Beware of the shiny new idea syndrome. I don't doubt your sincerity, but positive effects of our actions are best measured in decades of commitment. Being all-in on renewables, then losing interest in favour of something better does not bode well imho.
Stop getting excited and not doing are two different things :) Of course I'll continue recycling, using renewables and making sensible transportation choices.

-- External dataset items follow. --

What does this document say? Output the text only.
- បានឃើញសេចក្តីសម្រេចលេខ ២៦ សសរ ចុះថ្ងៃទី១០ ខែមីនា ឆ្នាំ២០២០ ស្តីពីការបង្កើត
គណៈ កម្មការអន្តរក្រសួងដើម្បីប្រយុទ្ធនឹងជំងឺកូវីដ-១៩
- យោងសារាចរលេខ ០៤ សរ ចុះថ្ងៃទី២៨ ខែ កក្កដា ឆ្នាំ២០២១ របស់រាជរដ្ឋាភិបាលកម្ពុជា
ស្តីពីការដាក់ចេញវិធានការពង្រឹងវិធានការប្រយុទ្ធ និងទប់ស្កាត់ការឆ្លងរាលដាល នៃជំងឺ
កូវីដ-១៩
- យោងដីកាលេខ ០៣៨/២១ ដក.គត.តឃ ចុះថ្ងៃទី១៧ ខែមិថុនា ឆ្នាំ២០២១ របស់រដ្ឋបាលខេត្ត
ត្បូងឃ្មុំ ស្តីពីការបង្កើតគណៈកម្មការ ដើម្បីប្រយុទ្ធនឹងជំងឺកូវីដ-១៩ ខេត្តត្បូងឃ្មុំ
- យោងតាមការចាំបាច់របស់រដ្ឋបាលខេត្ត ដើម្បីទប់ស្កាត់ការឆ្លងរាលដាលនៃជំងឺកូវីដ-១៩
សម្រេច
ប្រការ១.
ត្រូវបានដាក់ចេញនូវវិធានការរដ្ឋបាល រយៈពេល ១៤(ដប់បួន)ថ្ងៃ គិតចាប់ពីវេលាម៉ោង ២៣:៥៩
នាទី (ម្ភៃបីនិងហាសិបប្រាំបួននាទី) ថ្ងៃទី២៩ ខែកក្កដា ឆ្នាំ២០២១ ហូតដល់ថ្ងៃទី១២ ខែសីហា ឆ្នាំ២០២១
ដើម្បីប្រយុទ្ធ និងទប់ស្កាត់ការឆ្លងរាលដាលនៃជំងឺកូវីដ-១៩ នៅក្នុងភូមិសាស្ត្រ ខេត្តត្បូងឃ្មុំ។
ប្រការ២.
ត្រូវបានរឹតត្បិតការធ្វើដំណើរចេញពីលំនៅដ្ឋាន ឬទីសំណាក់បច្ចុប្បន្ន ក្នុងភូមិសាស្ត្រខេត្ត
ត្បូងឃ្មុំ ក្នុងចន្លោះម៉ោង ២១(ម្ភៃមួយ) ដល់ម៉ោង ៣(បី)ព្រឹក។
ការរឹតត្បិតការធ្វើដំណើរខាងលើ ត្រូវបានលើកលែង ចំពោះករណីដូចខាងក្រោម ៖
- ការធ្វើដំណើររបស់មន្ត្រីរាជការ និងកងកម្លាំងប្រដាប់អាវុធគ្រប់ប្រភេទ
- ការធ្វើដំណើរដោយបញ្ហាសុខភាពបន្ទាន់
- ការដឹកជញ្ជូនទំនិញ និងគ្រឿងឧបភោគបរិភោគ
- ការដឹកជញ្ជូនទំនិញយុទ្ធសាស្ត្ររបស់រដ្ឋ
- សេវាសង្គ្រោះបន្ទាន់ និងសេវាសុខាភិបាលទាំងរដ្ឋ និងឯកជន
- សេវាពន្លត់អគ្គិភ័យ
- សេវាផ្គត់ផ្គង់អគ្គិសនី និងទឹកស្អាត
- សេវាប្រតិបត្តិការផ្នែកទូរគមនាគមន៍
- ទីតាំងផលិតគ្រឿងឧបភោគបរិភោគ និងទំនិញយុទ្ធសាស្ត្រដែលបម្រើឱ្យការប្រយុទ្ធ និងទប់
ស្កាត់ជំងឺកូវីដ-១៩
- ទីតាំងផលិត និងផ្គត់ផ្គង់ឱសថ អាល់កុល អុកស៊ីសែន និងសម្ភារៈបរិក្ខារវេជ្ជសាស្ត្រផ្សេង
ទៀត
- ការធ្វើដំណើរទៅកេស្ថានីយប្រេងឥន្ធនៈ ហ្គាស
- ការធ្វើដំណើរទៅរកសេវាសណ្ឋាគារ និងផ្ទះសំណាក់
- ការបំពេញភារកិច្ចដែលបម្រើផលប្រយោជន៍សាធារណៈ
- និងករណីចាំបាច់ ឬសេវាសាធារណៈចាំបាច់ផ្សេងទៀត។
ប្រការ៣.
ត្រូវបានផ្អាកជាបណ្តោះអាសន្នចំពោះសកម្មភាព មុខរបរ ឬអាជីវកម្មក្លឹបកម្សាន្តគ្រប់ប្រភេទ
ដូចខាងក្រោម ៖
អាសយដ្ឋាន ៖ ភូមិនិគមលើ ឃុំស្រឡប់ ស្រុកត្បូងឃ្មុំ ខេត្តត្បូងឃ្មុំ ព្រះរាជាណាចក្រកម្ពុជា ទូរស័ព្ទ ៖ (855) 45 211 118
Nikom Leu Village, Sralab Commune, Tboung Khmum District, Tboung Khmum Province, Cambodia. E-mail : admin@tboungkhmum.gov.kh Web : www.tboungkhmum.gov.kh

There's no negative with any of that, so why not. It's just hard to get excited about the impact of it all when one considers the sheer numbers behind animal agriculture.
Should also note: both films are very persuasive - plan to spend a few weeks now fact checking before I dive in to a vegan existence.
There are substantial personal negatives with such actions. They tend to accumulate over time.
Which is not to say don't do any of this, rather I wish to warn you about the difference between sprints and marathons. Be prepared for the latter, unless you are just following a fad.
I find the tone of this article to be a bit silly, dour, and clueless...
Did this person mention having to "give up an electric toaster" wtf????!!!!!! any electrical heating apparatus is a short circuit and just dumping amps away like nothing....
6 panels!??? holy moly, I live on 2 poly 250w and 2 mono 100w panels + 400ah of battery and a 1k inverter...
this is just reads like a moaning pansy whiner paeon to bloat and consumer stupidity.
if you go off-grid, that's pretty easy.
if you think to produce all your own food, that's going to take some time- permaculture is a lifetime pursuit.
sheesh look at these photos, that's a gazebo built from a kit or hired labor or what?
> it's like the citiest slickers ever decided to try to become instant permaculture heroes and were disappointed...
It looks so, he probably never saw a farm, since he didn't think that poultry and vegetable garden should be separated by a... poultry netting (hence the name)
“That was all happening, not because of me,” he remembers thinking, “but despite me and my efforts.”
He wanted to be a pioneer, a leader of some sort. This was more important to him than "saving the planet." His goal of going off grid was to position himself as a hero, a frontrunner. Instead of being happy that the island is converting to solar at a pace that exceeds its stated goals, he just feels cheated of his goal of being a role model.
But, I like the ending:
Walking me out past the taro patch, back across the swinging bridge that spans the creek surrounding his property, Luke points out one last thing. “It’s funny,” he says, “it was only recently I learned that Thoreau had his mom bring him food out in the woods.”